Globally the loss of glaciers means sea level rise. Regionally and locally the biggest consequences will be for for water resources and we’re likely to see a local increase in natural hazards like outburst floods and avalanches that will need to be carefully managed. There have been a couple of instances already in the last year or two that probably demonstrate this well (e.g. the Marmolada glacier in Italy last year).

The small glaciers are currently a larger contributor to sea level rise than the big ice sheets, but that will of course change as they disappear and even small amounts of sea level rise, as represented here, are important in coastal communities where storm surges can occur. So we definitely need to account for their loss in planning for sea level rise and extreme storm surges. Locally and culturally there will also need to be changes. I think this will be a little traumatic for some cultures which have always considered themselves “glaciated” nations. The response I see to pictures of the current state of the European Alps where people are skiing on artificial snow in green fields is a case in point here. It’s a shocking thing to witness.
I include myself in the group who has to get used to the cultural shift. I have worked on glaciers in the Alps and Norway which are really rapidly disappearing. It’s kind of devastating to see, but it’s not actually surprising. We have known it was coming and in many cases (including the authors of this paper), measured the massive losses (last year, 2022 was a disaster for the Alps and both Fabien Maussion and Matthias Huss who are co-authors on the paper are running very comprehensive programmes that show in real time how much of a disaster) and predicted it with some accuracy. But we’re now at the point where it’s really undeniable that these glaciers are going fast.
The Rhonegletscher in the timelapse above is a really iconic glacier in the Alps, I have my own favourites, mostly places I’ve worked, like Norway, Iceland and Greenland, which are all to a greater or lesser extent retreating fast now. The glaciers that people consider iconic or at least well-known tend to be accessible and depend very much where you are and they will be the glaciers we mourn over in the next decades. In the French Alps, it’s probably the Mer de Glace, in Switzerland perhaps Rhone glacier or Plaine Morte (both have monitoring programmes), in Canada perhaps the Malaspina or Athabasca glaciers.
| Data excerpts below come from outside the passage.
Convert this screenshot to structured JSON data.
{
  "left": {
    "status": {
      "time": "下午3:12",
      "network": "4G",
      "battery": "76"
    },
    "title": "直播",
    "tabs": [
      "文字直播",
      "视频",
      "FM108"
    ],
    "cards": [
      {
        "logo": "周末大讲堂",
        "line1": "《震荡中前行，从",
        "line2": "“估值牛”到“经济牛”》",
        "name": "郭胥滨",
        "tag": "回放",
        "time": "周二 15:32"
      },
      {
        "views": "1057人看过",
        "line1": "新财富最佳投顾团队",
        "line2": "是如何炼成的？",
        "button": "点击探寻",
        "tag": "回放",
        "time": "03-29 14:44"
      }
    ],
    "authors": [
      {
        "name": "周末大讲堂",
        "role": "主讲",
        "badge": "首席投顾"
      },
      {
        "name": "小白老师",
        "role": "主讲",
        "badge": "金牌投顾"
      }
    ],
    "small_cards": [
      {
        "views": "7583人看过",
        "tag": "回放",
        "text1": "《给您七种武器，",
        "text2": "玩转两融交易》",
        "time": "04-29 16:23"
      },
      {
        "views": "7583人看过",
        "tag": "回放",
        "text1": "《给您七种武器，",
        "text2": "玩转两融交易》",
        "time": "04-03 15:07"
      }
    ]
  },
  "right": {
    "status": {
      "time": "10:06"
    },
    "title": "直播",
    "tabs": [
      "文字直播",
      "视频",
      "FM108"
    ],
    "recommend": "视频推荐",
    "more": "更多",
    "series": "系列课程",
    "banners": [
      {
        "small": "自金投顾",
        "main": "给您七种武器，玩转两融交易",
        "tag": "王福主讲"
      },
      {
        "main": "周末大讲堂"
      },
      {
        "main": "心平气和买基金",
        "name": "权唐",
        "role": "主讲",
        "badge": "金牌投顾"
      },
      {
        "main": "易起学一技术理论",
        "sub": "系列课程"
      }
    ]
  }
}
There are still (just) glaciers on Kilimanjaro and Mount Kenya, the Ruwenzoris are basically gone, as are the Papuan glaciers.

Though they show in the study that ice loss is basically linear with temperature, at some point the glaciers become so small that the remianing melt is highly non-linear. And these won’t grow back under any sensible “overshoot” scenario (never mind that we don’t really have technology to remove carbon from the atmosphere at scale). Once they’re gone, they’re basically gone forever on human timescales Finally, I’d like to add a bit of anlaysis by Ben Marzeion and co-authors , it’s possible to basically put a number on the amount of melted glacier ice each kg of CO₂ leads to.
We find that under present-day climate conditions, every emitted kg of CO2 will eventually be responsible for a glacier mass loss of 15.8 (5.9–20.5) kg. Again, since the global glacier mass is decreasing with increasing temperatures, this number is greater for lower temperatures and smaller for higher temperatures.